• Enstatite aggregates with niningerite, heideite, and oldhamite from the Kaidun carbonaceous chondrite: Relatives of aubrites and EH chondrites?

      Kurat, G.; Zinner, E.; Brandstätter, F.; Ivanov, A. V. (The Meteoritical Society, 2004-01-01)
      We studied 2 enstatite aggregates (En >99), with sizes of 0.5 and 1.5 mm, embedded in the carbonaceous matrix of Kaidun. They contain sulfide inclusions up to 650 micrometers in length, which consist mainly of niningerite but contain numerous grains of heideite as well as oldhamite and some secondary phases (complex Fe, Ti, S hydroxides and Ca carbonate). Both niningerite and heideite are enriched in all trace elements relative to the co-existing enstatite except for Be and Sc. The niningerite has the highest Ca content (about 5 wt%) of all niningerites analyzed so far in any meteorite and is the phase richest in trace elements. The REE pattern is fractionated, with the CI-normalized abundance of Lu being higher by 2 orders of magnitude than that of La, and has a strong negative Eu anomaly. Heideite is, on average, poorer in trace elements except for Zr, La, and Li. Its REE pattern is flat at about 0.5 x CI, and it also has a strong negative Eu anomaly. The enstatite is very poor in trace elements. Its Ce content is about 0.01 that of niningerite, but Li, Be, Ti, and Sc have between 0.1 and 1 x CI abundances. The preferential partitioning of typical lithophile elements into sulfides indicates highly O-deficient and S-dominated formation conditions for the aggregates. The minimum temperature of niningerite formation is estimated to be ~850-900 degrees C. The texture and the chemical characteristics of the phases in the aggregates suggest formation by aggregation and subsequent sintering before incorporation into the Kaidun breccia. The trace element data obtained for heideite, the first on record, show that this mineral, in addition to oldhamite and niningerite, is also a significant carrier of trace elements in enstatite meteorites
    • The Kaidun meteorite: Clasts of alkaline-rich fractionated materials

      Ivanov, A. V.; Kononkova, N. N.; Yang, S. V.; Zolensky, M. E. (The Meteoritical Society, 2003-01-01)

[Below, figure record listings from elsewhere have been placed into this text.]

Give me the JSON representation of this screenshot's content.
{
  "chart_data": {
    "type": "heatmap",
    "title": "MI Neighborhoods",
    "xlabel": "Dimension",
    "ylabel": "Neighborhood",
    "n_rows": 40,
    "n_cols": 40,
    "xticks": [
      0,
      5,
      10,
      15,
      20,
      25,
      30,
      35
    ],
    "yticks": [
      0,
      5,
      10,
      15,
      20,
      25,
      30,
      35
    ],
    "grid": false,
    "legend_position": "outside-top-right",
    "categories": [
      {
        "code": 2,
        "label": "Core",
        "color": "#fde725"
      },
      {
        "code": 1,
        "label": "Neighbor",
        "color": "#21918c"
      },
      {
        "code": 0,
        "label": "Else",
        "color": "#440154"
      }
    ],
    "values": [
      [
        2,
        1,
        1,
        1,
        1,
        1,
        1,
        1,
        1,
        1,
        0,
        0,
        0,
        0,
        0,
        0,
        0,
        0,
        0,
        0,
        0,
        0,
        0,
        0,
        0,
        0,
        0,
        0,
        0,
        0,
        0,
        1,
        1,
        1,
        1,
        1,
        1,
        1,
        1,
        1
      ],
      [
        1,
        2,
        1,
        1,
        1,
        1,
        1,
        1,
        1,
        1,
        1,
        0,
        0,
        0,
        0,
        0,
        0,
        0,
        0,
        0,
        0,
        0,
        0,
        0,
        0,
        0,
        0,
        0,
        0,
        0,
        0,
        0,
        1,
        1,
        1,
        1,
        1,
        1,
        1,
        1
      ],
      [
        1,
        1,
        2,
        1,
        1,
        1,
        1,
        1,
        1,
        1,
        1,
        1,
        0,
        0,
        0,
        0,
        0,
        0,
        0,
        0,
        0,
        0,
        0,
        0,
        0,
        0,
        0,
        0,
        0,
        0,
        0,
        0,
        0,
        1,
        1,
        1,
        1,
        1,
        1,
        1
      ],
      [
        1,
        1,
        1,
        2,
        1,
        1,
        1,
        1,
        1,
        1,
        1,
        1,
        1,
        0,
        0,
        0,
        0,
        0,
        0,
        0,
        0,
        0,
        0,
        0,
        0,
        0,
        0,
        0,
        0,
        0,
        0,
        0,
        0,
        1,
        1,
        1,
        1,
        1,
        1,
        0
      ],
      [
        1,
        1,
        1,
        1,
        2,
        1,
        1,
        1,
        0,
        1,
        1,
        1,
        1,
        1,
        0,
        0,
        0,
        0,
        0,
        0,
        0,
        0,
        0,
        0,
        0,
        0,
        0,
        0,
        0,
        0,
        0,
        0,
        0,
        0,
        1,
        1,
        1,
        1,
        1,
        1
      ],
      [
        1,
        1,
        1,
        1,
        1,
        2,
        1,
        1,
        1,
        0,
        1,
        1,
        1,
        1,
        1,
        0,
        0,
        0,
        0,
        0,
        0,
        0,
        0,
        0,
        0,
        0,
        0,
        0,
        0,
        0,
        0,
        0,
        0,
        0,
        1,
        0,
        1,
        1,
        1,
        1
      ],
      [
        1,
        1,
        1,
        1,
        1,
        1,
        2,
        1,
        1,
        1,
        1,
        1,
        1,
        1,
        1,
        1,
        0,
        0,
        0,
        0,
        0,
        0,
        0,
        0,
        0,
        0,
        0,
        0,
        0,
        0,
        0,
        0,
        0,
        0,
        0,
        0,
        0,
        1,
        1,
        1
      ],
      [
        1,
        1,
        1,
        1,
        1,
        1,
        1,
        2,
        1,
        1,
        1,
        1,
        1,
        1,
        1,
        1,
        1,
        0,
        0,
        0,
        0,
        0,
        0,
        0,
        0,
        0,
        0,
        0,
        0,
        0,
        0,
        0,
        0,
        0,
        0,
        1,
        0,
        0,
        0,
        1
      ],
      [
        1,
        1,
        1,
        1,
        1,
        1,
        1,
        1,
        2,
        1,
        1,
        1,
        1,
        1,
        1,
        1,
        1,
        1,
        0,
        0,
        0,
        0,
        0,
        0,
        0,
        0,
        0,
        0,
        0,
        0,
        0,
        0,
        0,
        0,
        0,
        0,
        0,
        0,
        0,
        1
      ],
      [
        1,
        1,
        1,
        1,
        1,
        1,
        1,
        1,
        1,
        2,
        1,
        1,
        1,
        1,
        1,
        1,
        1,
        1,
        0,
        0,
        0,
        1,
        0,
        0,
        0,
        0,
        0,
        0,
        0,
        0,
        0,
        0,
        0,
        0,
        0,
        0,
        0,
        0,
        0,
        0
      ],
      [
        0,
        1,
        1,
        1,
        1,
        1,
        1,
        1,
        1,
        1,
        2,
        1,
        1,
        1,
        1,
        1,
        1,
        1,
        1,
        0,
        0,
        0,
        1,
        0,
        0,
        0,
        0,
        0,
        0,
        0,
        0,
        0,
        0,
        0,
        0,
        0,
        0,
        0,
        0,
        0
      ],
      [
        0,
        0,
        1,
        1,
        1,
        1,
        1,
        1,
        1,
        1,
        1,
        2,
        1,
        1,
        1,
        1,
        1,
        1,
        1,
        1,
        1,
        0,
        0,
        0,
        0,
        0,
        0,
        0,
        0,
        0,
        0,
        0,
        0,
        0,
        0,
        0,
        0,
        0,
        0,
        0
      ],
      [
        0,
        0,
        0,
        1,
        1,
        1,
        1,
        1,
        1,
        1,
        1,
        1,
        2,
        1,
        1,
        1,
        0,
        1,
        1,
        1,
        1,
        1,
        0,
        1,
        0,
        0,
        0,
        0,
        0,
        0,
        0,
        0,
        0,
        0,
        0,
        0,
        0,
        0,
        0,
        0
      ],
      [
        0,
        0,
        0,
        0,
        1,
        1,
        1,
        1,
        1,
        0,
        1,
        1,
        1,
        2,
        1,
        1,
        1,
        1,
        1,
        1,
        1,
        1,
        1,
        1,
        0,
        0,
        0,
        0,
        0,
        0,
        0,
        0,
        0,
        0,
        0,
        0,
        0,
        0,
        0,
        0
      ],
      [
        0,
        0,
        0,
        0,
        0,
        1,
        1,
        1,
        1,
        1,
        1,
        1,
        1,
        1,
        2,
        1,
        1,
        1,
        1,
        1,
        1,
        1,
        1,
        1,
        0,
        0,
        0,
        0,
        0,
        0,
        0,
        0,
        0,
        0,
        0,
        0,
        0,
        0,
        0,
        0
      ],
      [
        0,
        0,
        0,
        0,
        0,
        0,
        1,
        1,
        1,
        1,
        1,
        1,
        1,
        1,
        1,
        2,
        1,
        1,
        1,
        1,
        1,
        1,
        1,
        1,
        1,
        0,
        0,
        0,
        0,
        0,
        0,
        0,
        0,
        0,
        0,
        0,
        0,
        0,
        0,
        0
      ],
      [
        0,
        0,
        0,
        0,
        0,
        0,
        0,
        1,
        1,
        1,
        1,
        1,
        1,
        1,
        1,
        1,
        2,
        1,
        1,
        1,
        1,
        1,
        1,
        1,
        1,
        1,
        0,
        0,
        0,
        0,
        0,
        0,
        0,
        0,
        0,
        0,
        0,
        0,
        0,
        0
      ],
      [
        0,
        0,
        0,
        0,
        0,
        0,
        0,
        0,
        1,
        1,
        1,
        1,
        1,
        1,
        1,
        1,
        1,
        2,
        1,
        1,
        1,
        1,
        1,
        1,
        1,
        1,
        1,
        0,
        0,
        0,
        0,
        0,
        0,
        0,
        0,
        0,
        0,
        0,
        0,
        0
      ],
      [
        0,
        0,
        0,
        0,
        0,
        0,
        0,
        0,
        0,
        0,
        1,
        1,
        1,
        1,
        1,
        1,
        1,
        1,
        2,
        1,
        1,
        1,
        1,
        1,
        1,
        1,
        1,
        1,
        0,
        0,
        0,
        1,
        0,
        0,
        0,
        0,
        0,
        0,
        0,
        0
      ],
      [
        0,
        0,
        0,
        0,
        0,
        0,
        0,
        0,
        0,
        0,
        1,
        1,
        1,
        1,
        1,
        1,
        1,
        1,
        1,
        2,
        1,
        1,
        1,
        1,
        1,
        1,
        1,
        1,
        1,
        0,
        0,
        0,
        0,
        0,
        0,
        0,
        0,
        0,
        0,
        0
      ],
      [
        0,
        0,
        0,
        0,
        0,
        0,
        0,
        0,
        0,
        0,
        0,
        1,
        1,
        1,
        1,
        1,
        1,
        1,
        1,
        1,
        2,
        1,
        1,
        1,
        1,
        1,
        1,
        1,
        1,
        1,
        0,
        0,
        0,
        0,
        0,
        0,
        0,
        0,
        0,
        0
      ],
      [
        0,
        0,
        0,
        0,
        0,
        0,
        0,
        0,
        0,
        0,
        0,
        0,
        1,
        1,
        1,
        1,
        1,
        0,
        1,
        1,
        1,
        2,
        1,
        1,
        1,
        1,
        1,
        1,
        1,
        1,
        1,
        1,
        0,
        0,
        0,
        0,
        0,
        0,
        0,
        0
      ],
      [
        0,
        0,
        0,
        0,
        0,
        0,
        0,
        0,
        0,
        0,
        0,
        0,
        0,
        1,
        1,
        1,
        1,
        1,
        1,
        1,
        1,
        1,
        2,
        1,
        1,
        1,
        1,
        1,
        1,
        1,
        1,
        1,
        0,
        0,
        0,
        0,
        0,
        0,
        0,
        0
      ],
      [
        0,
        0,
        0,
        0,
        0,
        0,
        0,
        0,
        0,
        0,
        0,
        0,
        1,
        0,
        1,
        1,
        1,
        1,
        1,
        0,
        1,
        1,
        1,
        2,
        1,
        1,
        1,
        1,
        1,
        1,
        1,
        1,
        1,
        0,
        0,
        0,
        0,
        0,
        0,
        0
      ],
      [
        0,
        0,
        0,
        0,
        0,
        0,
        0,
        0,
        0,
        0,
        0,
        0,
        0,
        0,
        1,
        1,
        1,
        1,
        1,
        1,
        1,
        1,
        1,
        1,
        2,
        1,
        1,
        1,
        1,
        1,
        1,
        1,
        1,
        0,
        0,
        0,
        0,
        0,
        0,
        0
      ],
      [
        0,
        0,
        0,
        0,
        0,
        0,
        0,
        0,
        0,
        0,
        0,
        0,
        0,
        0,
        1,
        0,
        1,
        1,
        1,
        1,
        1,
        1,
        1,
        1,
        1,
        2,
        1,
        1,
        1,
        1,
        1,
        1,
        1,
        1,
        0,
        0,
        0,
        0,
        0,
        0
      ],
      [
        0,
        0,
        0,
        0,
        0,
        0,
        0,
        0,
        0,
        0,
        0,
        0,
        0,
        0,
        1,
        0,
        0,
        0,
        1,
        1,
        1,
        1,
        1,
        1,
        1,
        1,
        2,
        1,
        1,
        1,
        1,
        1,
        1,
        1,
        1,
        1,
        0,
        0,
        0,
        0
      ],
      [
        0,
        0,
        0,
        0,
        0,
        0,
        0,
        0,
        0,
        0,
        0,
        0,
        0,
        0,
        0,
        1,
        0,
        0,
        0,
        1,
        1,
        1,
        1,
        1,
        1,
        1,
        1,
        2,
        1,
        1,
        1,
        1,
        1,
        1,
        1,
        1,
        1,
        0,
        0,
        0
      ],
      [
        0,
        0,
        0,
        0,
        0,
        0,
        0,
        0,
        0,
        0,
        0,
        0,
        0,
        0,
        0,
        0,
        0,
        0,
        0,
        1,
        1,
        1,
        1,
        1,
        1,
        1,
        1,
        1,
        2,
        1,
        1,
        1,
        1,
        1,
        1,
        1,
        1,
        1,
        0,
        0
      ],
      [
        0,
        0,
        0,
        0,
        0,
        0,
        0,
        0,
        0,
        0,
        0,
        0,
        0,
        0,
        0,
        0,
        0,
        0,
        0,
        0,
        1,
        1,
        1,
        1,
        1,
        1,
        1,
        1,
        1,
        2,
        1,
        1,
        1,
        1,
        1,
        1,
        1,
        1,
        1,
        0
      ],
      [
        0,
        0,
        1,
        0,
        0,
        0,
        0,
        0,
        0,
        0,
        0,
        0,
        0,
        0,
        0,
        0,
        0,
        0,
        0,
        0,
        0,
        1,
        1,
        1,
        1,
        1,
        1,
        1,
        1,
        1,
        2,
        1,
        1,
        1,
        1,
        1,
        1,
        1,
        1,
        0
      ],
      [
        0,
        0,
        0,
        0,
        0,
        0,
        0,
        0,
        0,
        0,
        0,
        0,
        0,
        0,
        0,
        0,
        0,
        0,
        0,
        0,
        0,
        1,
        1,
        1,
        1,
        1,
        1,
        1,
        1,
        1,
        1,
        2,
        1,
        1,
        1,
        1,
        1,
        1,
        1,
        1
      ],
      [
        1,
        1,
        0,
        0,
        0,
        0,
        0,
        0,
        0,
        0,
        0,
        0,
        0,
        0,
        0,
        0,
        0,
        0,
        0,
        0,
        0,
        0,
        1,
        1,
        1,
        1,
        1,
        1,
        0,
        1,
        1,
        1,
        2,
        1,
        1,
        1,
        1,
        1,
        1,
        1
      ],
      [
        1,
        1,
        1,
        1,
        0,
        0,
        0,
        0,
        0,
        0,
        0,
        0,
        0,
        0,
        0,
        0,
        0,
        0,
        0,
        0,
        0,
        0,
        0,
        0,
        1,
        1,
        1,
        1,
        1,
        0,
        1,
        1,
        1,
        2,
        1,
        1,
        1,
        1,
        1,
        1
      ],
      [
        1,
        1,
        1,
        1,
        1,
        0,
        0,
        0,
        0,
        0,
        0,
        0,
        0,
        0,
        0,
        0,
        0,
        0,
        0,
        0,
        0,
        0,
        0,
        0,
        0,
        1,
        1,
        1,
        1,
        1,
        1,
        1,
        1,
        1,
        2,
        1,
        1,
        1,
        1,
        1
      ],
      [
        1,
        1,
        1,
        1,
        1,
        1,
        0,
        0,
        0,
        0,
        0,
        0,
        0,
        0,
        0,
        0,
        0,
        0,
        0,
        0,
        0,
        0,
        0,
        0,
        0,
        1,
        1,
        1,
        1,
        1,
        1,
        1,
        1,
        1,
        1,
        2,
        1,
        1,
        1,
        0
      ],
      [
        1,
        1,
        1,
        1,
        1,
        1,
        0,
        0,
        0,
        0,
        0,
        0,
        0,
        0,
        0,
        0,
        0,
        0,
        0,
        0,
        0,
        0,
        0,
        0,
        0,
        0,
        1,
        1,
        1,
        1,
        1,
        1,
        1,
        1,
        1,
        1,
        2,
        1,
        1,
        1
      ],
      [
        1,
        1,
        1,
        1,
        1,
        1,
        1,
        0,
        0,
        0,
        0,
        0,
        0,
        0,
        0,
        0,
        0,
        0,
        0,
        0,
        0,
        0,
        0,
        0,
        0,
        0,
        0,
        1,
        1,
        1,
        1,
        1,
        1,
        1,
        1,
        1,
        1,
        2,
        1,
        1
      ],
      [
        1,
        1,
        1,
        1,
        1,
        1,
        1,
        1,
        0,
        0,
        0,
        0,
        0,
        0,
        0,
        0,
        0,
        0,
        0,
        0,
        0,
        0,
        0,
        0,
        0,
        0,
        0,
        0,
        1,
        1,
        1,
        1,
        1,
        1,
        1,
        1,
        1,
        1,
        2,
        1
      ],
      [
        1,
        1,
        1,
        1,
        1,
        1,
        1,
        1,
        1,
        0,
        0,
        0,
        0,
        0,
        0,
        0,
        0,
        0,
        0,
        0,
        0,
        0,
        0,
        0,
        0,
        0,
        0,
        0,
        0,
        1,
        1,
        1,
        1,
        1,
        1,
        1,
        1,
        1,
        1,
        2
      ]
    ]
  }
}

      Clasts of alkaline (the second find in meteorites) and subalkaline rocks were found in the Kaidun meteorite. One of them (#d4A) is a large crystal of albite with inclusions of fluorapatite, arfvedsonite, aenigmatite, and wilkinsonite. The two latter minerals were previously unknown in meteorites. Another clast (#d[3-5]D) has a melt crystallization texture of mainly feldspar (oligoclase) composition and contains relict grains of both high-Ca and low-Ca pyroxene and fluorapatite. The mineralogical characteristics of these clasts suggest a genetic relationship and an origin from the same parent body. The textural and mineralogical characteristics of the clasts indicate origin by extensive igneous differentiation. Such processes most likely took place in a rather large differentiated body. The material of clast #d(3-5)D is similar in some mineralogical respects to basaltic shergottites.